In other words, the technological revolution has not merely provided a flood of cool new gizmos. It has also democratized access to the world’s vast storehouse of knowledge and news.
The Internet has brought improvements to news and information ecosystems in a variety of ways:
- Unlimited space and lower barriers to entry have led to a greater diversity of voices and more choices for consumers.
- Links make it possible for any piece of content to point toward huge numbers of additional sources of information, allowing an interested reader to access a far greater depth of information.
- The everyone-is-a-publisher economy has allowed for the rise of a new commentariat, and a system that is arguably more meritocratic than before.
- Citizen contributions have enhanced the coverage of important topics, including weather events, disaster recovery, local zoning decisions, scheduling of community events, and the quality of public transportation.
- The cost of some types of reporting has dropped dramatically.
One of the frontiers in the drive for government openness is a growing engagement with social media.
Nearly three-quarters of local government jurisdictions around the country use Twitter to push news to citizens and the media, especially with regard to emergency and public safety alerts.

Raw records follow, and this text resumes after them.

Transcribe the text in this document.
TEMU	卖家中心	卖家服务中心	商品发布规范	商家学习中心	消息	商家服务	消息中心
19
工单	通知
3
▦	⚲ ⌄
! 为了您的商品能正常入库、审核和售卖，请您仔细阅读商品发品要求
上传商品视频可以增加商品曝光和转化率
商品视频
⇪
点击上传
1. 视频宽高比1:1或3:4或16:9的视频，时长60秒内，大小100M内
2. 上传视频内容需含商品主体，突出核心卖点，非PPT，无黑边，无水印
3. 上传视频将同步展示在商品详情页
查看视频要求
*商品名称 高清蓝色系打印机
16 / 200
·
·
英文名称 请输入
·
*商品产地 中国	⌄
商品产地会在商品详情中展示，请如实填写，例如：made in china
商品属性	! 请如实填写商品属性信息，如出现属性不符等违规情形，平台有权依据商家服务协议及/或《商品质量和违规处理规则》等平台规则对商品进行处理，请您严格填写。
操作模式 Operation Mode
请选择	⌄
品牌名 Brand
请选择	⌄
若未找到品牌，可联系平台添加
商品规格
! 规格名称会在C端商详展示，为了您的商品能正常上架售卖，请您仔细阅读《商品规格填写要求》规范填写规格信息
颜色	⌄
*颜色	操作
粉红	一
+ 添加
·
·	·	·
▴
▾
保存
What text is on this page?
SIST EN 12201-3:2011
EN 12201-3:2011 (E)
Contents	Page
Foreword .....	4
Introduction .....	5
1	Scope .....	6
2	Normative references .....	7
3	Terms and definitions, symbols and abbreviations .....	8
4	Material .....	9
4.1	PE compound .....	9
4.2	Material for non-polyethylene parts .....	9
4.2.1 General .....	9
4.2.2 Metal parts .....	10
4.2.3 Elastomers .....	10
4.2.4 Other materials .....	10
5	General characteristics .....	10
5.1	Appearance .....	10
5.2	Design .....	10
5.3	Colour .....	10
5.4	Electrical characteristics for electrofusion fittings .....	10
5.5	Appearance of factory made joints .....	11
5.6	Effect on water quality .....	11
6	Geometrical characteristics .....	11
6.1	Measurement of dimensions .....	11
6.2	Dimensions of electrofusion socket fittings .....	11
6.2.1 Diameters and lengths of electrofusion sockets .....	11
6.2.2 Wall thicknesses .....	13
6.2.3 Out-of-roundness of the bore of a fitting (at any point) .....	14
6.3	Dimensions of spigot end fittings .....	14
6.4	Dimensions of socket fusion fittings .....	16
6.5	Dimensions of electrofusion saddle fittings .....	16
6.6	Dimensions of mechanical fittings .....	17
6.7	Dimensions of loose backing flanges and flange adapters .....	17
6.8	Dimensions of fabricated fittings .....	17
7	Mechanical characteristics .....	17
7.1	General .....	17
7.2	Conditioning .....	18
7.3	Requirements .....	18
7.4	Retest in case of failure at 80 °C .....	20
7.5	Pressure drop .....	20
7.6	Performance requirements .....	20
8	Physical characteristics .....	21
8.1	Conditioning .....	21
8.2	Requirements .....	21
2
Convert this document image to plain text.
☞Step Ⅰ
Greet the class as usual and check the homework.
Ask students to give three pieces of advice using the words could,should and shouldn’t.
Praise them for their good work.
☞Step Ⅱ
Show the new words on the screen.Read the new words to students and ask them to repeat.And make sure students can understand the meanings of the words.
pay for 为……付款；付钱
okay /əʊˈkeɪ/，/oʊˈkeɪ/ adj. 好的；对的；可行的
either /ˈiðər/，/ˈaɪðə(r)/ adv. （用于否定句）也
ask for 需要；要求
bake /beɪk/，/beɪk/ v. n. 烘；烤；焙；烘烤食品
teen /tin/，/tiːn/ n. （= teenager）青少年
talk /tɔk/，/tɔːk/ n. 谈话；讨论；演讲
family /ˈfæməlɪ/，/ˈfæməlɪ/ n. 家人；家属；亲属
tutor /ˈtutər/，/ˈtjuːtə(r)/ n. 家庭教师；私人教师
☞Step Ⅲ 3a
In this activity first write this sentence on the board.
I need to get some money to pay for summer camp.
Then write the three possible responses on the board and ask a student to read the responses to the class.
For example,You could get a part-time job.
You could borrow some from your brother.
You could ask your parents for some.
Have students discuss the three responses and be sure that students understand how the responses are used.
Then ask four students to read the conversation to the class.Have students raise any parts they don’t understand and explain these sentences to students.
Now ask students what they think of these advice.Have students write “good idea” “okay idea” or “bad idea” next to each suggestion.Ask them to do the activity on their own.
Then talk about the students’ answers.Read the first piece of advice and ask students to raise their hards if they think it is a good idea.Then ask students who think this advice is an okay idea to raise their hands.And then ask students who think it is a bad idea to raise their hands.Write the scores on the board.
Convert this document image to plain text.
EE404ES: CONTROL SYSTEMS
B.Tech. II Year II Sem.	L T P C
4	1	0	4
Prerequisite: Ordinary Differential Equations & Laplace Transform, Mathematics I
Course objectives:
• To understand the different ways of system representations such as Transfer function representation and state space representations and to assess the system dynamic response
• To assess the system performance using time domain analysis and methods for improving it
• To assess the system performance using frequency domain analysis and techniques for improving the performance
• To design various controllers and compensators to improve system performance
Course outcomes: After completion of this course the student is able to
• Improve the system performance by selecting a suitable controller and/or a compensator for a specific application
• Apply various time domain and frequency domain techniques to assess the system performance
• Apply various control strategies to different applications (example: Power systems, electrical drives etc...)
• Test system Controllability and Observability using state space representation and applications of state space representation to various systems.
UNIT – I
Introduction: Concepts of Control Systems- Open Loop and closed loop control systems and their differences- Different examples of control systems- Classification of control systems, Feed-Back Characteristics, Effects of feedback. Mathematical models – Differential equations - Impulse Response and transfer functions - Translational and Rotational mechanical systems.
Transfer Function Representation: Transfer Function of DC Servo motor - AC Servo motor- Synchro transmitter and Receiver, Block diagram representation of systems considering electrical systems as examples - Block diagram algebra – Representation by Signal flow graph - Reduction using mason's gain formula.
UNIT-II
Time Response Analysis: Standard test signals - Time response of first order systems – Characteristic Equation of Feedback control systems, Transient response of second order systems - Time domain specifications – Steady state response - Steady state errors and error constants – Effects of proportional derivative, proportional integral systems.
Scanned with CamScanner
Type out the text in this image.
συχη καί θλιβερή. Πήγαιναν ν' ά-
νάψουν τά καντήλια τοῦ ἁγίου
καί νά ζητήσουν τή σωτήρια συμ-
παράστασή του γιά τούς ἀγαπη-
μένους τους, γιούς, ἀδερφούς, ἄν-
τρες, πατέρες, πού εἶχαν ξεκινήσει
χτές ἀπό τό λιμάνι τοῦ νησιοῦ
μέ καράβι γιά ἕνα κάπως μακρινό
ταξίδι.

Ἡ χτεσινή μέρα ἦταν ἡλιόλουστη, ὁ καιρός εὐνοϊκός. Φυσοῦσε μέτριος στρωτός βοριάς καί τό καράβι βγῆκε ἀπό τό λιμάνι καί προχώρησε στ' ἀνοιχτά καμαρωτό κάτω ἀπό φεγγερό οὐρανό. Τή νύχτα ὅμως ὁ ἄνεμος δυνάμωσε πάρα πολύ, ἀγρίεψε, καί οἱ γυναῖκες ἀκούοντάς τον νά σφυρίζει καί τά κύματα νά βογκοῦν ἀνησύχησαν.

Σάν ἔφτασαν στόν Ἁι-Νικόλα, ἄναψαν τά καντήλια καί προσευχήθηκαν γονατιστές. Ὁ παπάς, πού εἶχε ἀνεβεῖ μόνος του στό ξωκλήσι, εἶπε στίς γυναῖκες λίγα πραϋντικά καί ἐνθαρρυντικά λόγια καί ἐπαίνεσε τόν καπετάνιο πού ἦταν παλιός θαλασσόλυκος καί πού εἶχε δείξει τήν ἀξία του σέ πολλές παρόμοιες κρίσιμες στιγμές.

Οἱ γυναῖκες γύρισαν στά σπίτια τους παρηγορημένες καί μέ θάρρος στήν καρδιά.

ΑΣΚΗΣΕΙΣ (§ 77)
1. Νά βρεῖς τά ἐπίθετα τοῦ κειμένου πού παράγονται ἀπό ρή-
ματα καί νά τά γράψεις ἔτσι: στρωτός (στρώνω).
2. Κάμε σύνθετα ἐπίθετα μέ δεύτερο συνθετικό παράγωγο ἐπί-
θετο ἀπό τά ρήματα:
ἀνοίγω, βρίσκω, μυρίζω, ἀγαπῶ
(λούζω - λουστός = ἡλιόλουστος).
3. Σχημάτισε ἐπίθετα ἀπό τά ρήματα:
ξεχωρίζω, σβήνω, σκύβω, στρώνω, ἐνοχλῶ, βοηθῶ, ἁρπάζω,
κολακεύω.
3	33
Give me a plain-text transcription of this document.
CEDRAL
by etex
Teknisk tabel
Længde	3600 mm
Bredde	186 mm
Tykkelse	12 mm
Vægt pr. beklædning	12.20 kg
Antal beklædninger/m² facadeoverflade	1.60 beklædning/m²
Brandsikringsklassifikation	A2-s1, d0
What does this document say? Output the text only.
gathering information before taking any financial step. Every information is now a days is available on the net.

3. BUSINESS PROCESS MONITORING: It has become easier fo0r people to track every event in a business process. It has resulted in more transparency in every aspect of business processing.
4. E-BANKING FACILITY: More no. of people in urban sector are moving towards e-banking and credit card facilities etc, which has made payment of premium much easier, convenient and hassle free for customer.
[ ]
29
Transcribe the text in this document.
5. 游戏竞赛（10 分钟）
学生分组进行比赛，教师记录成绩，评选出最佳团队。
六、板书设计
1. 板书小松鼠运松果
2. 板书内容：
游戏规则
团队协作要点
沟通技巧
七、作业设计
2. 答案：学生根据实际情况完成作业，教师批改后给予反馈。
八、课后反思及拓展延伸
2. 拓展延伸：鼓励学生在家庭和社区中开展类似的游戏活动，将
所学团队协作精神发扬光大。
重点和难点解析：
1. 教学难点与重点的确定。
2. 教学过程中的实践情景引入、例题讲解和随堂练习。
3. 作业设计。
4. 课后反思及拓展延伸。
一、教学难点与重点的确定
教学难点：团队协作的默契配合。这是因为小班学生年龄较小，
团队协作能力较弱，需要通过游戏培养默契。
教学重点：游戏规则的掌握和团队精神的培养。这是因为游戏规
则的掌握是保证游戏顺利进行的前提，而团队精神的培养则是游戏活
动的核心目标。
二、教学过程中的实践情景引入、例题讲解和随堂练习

About the same number are using Facebook to communicate with citizens, frequently targeting users demographically or by interest.
In addition, governments are involving residents interactively in the gathering and reporting of civic information. “Many cities and counties have developed web-based applications that encourage citizens to submit pictures of potholes in need of repair, garbage needing pick-up, or graffiti that needs to be erased,” says Alan Shark, executive director of the Public Technology Institute, a nonprofit group that supports city and county government.
One example:Boston developed the Citizens Connect application to allow residents and visitors to gather information about the physical state of the city and send that information directly to the appropriate city department through their iPhone. Citizens can attach a photo and capture system-generated Geographic Information System (GIS) coordinates. The Boston Globe reported that, “City officials say the iPhone application is being used mostly by younger residents who have not previously called the hot line.”
Meanwhile, two of the many quoteable quotes from the report:
While the presence of good journalism does not guarantee a healthy democracy, it is fair to say that the absence of good journalism makes a healthy democracy far less likely.
Thomas Jefferson, who loathed many specific newspapers, nonetheless considered a free press so vital that he declared, “Were it left to me to decide whether we should have a government without newspapers or newspapers without a government, I should not hesitate a moment to prefer the latter.” If he were alive today, Jefferson would likely clarify that his dedication was not to “newspapers” per se but to their function: providing citizens the information they need to both pursue happiness and hold accountable government as well as other powerful institutions.